Ora, sappiamo che un cavallo di battaglia del fronte pro-choice è stato sempre il seguente: voi uomini dovete tacere sul tema aborto perché non siete donne, non avete l’utero, non sapete cosa si prova a portare avanti una gravidanza. Naturalmente non bisogna essere donne per essere contro un assassinio, in specie contro l’assassinio prenatale. Ma ora, volendo comunque tenere valida l’obiezione del fronte abortista, viene in soccorso anche il Ddl Zan perché non serve avere l’utero o essere capaci di rimanere gravide per definirsi donne. Basta pensare di essere donne e il gioco è fatto. Dunque anche noi maschietti, diventati «donne» per il tempo necessario a controbattere alle tesi abortiste, avremo più voce in capitolo nel confutare gli errori dei pro-choice. Ecco che doverosamente dobbiamo dire il nostro primo grazie all’onorevole Zan e a tutti gli altri firmatari del Ddl.
Ma le sorprese non finiscono qui. La 194, come è noto, ignora quasi del tutto la figura del padre, il quale può dire la sua solo se la madre acconsente. Con il Ddl Zan cambia tutto. Il padre che si crede donna evidentemente diventa madre. Anche la giurisprudenza più recente ci dà una mano in tal senso: molte sono le pronunce dei giudici che qualificano la compagna di una coppia lesbica come «madre sociale», ma sempre «madre» è. Ora, se una donna che non ha nessun legame biologico con il bambino può venire considerata dal diritto come madre, a maggior ragione una «donna», ex uomo, che ha contribuito al concepimento. Quindi il padre diventa madre a tutti gli effetti e, così dice la 194, spetta a lei l’ultima parola se abortire o meno. Ci sarà solo da risolvere per vie giudiziali l’eventuale contrasto tra madre gestante e «madre» non gestante. Comunque sia, può essere una bella zeppa da inserire negli ingranaggi della macchina abortiva. Secondo grazie all’on. Zan.

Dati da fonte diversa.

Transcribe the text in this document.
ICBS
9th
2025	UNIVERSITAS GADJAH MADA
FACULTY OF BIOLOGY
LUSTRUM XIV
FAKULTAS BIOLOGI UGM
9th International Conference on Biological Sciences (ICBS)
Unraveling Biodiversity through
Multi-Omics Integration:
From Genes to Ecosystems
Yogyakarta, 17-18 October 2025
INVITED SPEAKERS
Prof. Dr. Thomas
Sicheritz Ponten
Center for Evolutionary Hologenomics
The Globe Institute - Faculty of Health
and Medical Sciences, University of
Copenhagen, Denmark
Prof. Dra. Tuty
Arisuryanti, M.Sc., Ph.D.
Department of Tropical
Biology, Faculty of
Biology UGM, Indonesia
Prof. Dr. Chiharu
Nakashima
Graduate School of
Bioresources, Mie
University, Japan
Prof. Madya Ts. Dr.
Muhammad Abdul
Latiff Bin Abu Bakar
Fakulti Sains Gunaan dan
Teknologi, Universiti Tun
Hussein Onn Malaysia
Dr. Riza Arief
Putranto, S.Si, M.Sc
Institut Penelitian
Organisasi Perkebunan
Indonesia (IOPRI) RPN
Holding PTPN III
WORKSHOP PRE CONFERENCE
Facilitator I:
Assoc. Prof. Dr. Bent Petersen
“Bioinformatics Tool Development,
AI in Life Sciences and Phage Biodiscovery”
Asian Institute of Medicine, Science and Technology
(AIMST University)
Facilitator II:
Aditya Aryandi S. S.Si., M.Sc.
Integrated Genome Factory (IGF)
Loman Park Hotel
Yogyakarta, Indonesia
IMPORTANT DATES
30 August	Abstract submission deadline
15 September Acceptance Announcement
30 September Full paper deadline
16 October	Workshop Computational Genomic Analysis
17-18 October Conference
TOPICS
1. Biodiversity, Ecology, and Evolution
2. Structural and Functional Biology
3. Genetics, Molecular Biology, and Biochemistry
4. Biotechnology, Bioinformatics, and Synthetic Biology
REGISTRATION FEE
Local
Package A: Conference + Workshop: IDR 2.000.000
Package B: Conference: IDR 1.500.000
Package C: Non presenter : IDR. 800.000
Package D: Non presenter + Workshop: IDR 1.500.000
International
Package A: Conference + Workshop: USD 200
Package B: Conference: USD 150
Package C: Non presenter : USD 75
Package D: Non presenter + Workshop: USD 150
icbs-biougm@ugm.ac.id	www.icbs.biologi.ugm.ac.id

Veniamo ad un altro passaggio interessante del testo unico. L’art. 2 modifica in più punti l’art. 604 bis del Codice Penale. Se venisse approvato il Ddl Zan, la lettera b) del 604 bis suonerebbe così: «Salvo che il fatto costituisca più grave reato, è punito con la reclusione da sei mesi a quattro anni chi, in qualsiasi modo, istiga a commettere o commette violenza o atti di provocazione alla violenza per motivi razziali, etnici, nazionali o religiosi oppure fondati sul sesso, sul genere, sull’orientamento sessuale, sull’identità di genere o sulla disabilità». Fissiamo la nostra attenzione su quell’ultima parolina: «disabilità». Il Ddl Zan ci dice che chi commette atti di violenza o anche solo istiga a commettere atti di violenza a danno di una persona disabile, atti motivati dalla disabilità della persona stessa, finisce in carcere.
Ora, se la logica ha un suo valore, se Tizio finisce in carcere per atti di violenza contro persona disabile per la sua disabilità, a maggior ragione dovrebbe finire dietro le sbarre se ne provoca la morte. È il caso dell’aborto compiuto quando si sospetta - la certezza non è necessaria - che il feto sia malformato. In questo caso ci troveremmo di fronte ad un omicidio prenatale compiuto per motivi legati alla disabilità del nascituro. E non solo finirebbe dietro le sbarre chi ha provocato la morte del bambino, ma, rispettando sempre la lettera del Ddl Zan, stessa sorte toccherebbe a tutti coloro i quali sono favorevoli all’aborto eugenetico. Dunque buonissima parte del fronte pro-choice. Che dire? Grazie, grazie e ancora grazie on. Zan.